Wasit Liga Utama John Tumpane berbicara tentang seorang wanita yang melompati pagar Jembatan Roberto Clemente di atas Sungai Allegheny pada Rabu, 28 Juni 2017, di Pittsburgh. Wanita itu mengatakan kepada Tumpane bahwa dia hanya ingin melihat pemandangan Sungai Allegheny di bawahnya dengan lebih baik. Ekspresi wajahnya dan nada suaranya menunjukkan hal sebaliknya bagi Tumpane. Tumpane mengikat salah satu lengannya; kemudian seorang pengamat memegang lengannya yang lain, dan orang lain memegang kakinya dan menahannya di pagar. Tumpane, Weinman dan relawan ketiga berpegangan pada wanita tak dikenal itu sampai petugas darurat tiba. (Foto AP/Gene J. Puskar) (AP)

Namun wasit dilatih untuk tetap berada di puncak situasi sulit. Tumpane mengulurkan tangan ke pagar, meraih wanita itu dengan kedua tangannya dan berkata, “Saya peduli. Saya peduli.”

Wanita itu menjerit dan berjuang untuk melepaskan kedua kakinya dari jembatan, memaksa Tumpane menanggung seluruh beban tubuhnya hingga seorang pejalan kaki membantunya. Saat itu seorang petugas polisi datang dan memborgol wanita itu ke jembatan agar dia tidak terjatuh. Kerumunan orang berkumpul, seperti yang dilakukan orang banyak ketika seseorang akan meninggal.
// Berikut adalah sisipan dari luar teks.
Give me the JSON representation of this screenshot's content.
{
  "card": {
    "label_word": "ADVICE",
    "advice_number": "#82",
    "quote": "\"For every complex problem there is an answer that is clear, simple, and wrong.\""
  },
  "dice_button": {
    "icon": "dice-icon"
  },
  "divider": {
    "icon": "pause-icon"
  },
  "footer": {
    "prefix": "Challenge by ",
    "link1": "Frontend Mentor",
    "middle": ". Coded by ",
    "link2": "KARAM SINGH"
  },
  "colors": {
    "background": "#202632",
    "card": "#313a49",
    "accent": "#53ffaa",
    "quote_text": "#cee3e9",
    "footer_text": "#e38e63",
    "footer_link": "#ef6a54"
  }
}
“Saya berkata, ‘Lihatlah orang-orang yang ingin membantu Anda. Kami semua di sini untuk alasan yang benar,'” kata Tumpane kepada Pittsburgh Post-Gazette. Kami ingin membuatmu lebih baik.”
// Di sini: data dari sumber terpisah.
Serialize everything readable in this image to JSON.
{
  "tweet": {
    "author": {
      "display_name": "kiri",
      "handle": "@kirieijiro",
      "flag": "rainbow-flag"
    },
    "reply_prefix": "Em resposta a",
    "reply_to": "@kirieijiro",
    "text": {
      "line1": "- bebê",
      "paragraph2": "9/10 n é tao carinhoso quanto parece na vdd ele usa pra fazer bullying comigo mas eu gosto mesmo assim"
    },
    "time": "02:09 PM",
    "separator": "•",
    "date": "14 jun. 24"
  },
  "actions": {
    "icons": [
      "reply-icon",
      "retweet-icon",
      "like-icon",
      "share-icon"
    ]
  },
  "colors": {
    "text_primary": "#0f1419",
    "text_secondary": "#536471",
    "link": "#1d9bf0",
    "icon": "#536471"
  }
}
Bertentangan dengan keinginannya, wanita itu akhirnya diangkat kembali ke pagar dan ditahan. Seorang fotografer Post-Gazette, Stephanie Chambers, 26, datang ke tempat kejadian dan bertanya kepada Tumpane, “Apakah Anda bekerja di sekitar sini?” “Semacam itu,” jawab sang pahlawan.

Tumpane 2

Wasit Liga Utama John Tumpane berbicara tentang seorang wanita yang melompati pagar Jembatan Roberto Clemente di atas Sungai Allegheny pada Rabu, 28 Juni 2017, di Pittsburgh. Wanita itu mengatakan kepada Tumpane bahwa dia hanya ingin melihat pemandangan Sungai Allegheny di bawahnya dengan lebih baik. Ekspresi wajahnya dan nada suaranya menunjukkan hal sebaliknya bagi Tumpane. Tumpane mengikat salah satu lengannya; kemudian seorang pengamat memegang lengannya yang lain, dan orang lain memegang kakinya dan menahannya di pagar. Tumpane, Weinman dan relawan ketiga berpegangan pada wanita tak dikenal itu sampai petugas darurat tiba. (Foto AP/Gene J. Puskar) (AP)
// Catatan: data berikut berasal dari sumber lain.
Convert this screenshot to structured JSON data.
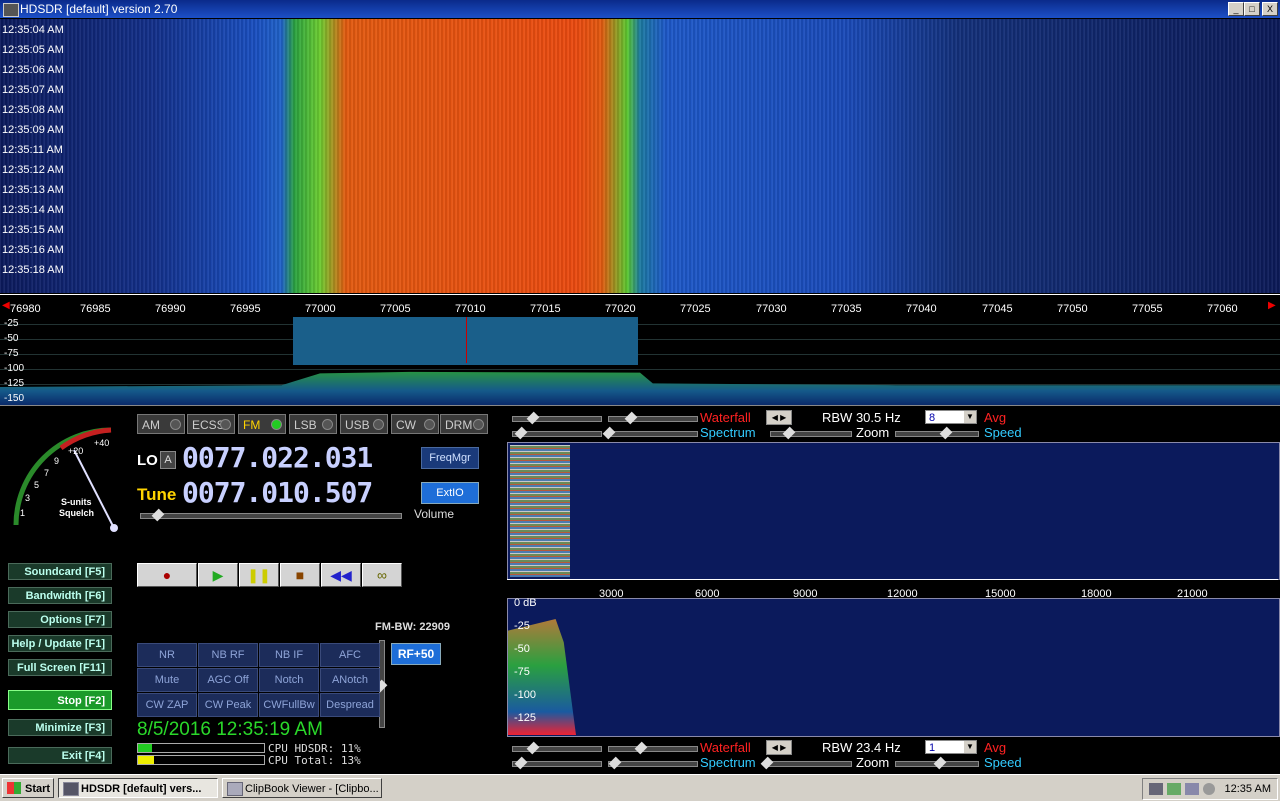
{
  "window": {
    "title": "HDSDR [default]  version 2.70",
    "controls": [
      "_",
      "□",
      "X"
    ]
  },
  "waterfall": {
    "timestamps": [
      "12:35:04 AM",
      "12:35:05 AM",
      "12:35:06 AM",
      "12:35:07 AM",
      "12:35:08 AM",
      "12:35:09 AM",
      "12:35:11 AM",
      "12:35:12 AM",
      "12:35:13 AM",
      "12:35:14 AM",
      "12:35:15 AM",
      "12:35:16 AM",
      "12:35:18 AM"
    ]
  },
  "freq_axis": {
    "labels": [
      "76980",
      "76985",
      "76990",
      "76995",
      "77000",
      "77005",
      "77010",
      "77015",
      "77020",
      "77025",
      "77030",
      "77035",
      "77040",
      "77045",
      "77050",
      "77055",
      "77060"
    ]
  },
  "spectrum": {
    "db_labels": [
      "-25",
      "-50",
      "-75",
      "-100",
      "-125",
      "-150"
    ]
  },
  "smeter": {
    "scale_labels": [
      "1",
      "3",
      "5",
      "7",
      "9",
      "+20",
      "+40"
    ],
    "caption1": "S-units",
    "caption2": "Squelch"
  },
  "modes": [
    "AM",
    "ECSS",
    "FM",
    "LSB",
    "USB",
    "CW",
    "DRM"
  ],
  "selected_mode": "FM",
  "lo": {
    "label": "LO",
    "tag": "A",
    "value": "0077.022.031"
  },
  "tune": {
    "label": "Tune",
    "value": "0077.010.507"
  },
  "freqmgr_label": "FreqMgr",
  "extio_label": "ExtIO",
  "volume_label": "Volume",
  "fkeys": [
    {
      "label": "Soundcard  [F5]"
    },
    {
      "label": "Bandwidth  [F6]"
    },
    {
      "label": "Options  [F7]"
    },
    {
      "label": "Help / Update  [F1]"
    },
    {
      "label": "Full Screen  [F11]"
    },
    {
      "label": "Stop        [F2]"
    },
    {
      "label": "Minimize  [F3]"
    },
    {
      "label": "Exit      [F4]"
    }
  ],
  "transport_icons": [
    "record-icon",
    "play-icon",
    "pause-icon",
    "stop-icon",
    "rewind-icon",
    "loop-icon"
  ],
  "fm_bw": "FM-BW: 22909",
  "rf_button": "RF+50",
  "dsp_buttons": [
    "NR",
    "NB RF",
    "NB IF",
    "AFC",
    "Mute",
    "AGC Off",
    "Notch",
    "ANotch",
    "CW ZAP",
    "CW Peak",
    "CWFullBw",
    "Despread"
  ],
  "datetime": "8/5/2016 12:35:19 AM",
  "cpu": {
    "hdsdr": "CPU HDSDR: 11%",
    "total": "CPU Total: 13%",
    "hdsdr_fraction": 0.11,
    "total_fraction": 0.13
  },
  "rf_controls": {
    "waterfall_label": "Waterfall",
    "spectrum_label": "Spectrum",
    "rbw": "RBW 30.5 Hz",
    "zoom_label": "Zoom",
    "avg_value": "8",
    "avg_label": "Avg",
    "speed_label": "Speed"
  },
  "af_axis": {
    "labels": [
      "3000",
      "6000",
      "9000",
      "12000",
      "15000",
      "18000",
      "21000"
    ]
  },
  "af_db_labels": [
    "0 dB",
    "-25",
    "-50",
    "-75",
    "-100",
    "-125"
  ],
  "af_controls": {
    "waterfall_label": "Waterfall",
    "spectrum_label": "Spectrum",
    "rbw": "RBW 23.4 Hz",
    "zoom_label": "Zoom",
    "avg_value": "1",
    "avg_label": "Avg",
    "speed_label": "Speed"
  },
  "taskbar": {
    "start": "Start",
    "tasks": [
      "HDSDR [default]  vers...",
      "ClipBook Viewer - [Clipbo..."
    ],
    "clock": "12:35 AM"
  }
}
“Di mana kamu bekerja?” Chambers tetap bertahan. “Aku bekerja di PNC malam ini,” jawabnya malu-malu.

Bagi Chambers, yang baru mulai bekerja di surat kabar tersebut pada bulan April, pemandangan tersebut terasa ambigu. “Saya sedang berjalan di sepanjang sungai dan menerima pesan dari editor saya yang berbunyi, ‘Kami tidak punya apa-apa untuk koran hari ini. Kami butuh sesuatu yang menarik.’ Dia memenuhi tugas itu dan beberapa tugas lainnya.

“Setelah itu dia sangat kesal,” kata Chambers. “Saya meraih tangannya dan mengucapkan terima kasih. Dia tampak seperti akan menangis.”

Tapi, seperti yang diketahui semua orang, tidak ada tangisan dalam bisbol.